The report discusses the importance of cost-benefit analyses in selecting software assurance activities. It emphasizes that projects must quantitatively assess the costs and benefits of various assurance activities to effectively allocate their limited resources. This assessment is crucial for estimating not only budget and schedule but also quality and risk. The document outlines the need for a systematic approach to identify and evaluate trade-offs, such as sacrificing certain functionalities to enhance overall quality.

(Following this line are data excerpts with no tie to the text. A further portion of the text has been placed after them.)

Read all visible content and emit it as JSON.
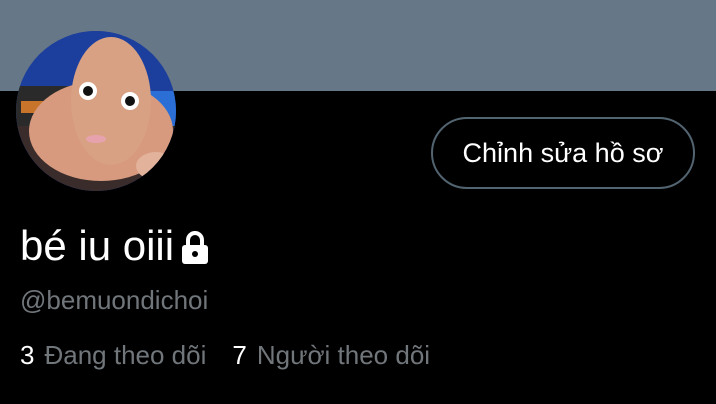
{
  "profile": {
    "display_name": "bé iu oiii",
    "handle": "@bemuondichoi",
    "locked_icon": "lock-icon",
    "edit_button_label": "Chỉnh sửa hồ sơ"
  },
  "stats": {
    "following_count": "3",
    "following_label": "Đang theo dõi",
    "followers_count": "7",
    "followers_label": "Người theo dõi"
  },
  "colors": {
    "banner": "#667788",
    "background": "#000000",
    "secondary_text": "#71767b",
    "button_border": "#536471"
  }
}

A key innovation presented in the document is the development of a risk management tool that incorporates cost-benefit calculations. This tool, based on NASA's Defect Detection and Prevention (DDP) framework, allows for a detailed analysis of risks related to software requirements and the effectiveness of risk mitigations. The tool enables project teams to study the implications of multiple interrelated decisions regarding the selection of software assurance activities.
The report also introduces an iterative approach to identifying critical assurance activities. By applying a previously published method for identifying critical values, the approach allows teams to refine their selection of activities continuously. This iterative process helps in finding a near-optimal set of assurance activities tailored to specific project needs.
Overall, the document underscores the necessity of a planned and systematic approach to software assurance, advocating for the use of quantitative methods to optimize resource allocation and minimize risks. It serves as a guide for software development teams aiming to enhance the quality of their products while managing constraints effectively. The work was conducted at the Jet Propulsion Laboratory under NASA's sponsorship, reflecting a commitment to advancing software engineering practices in high-stakes environments.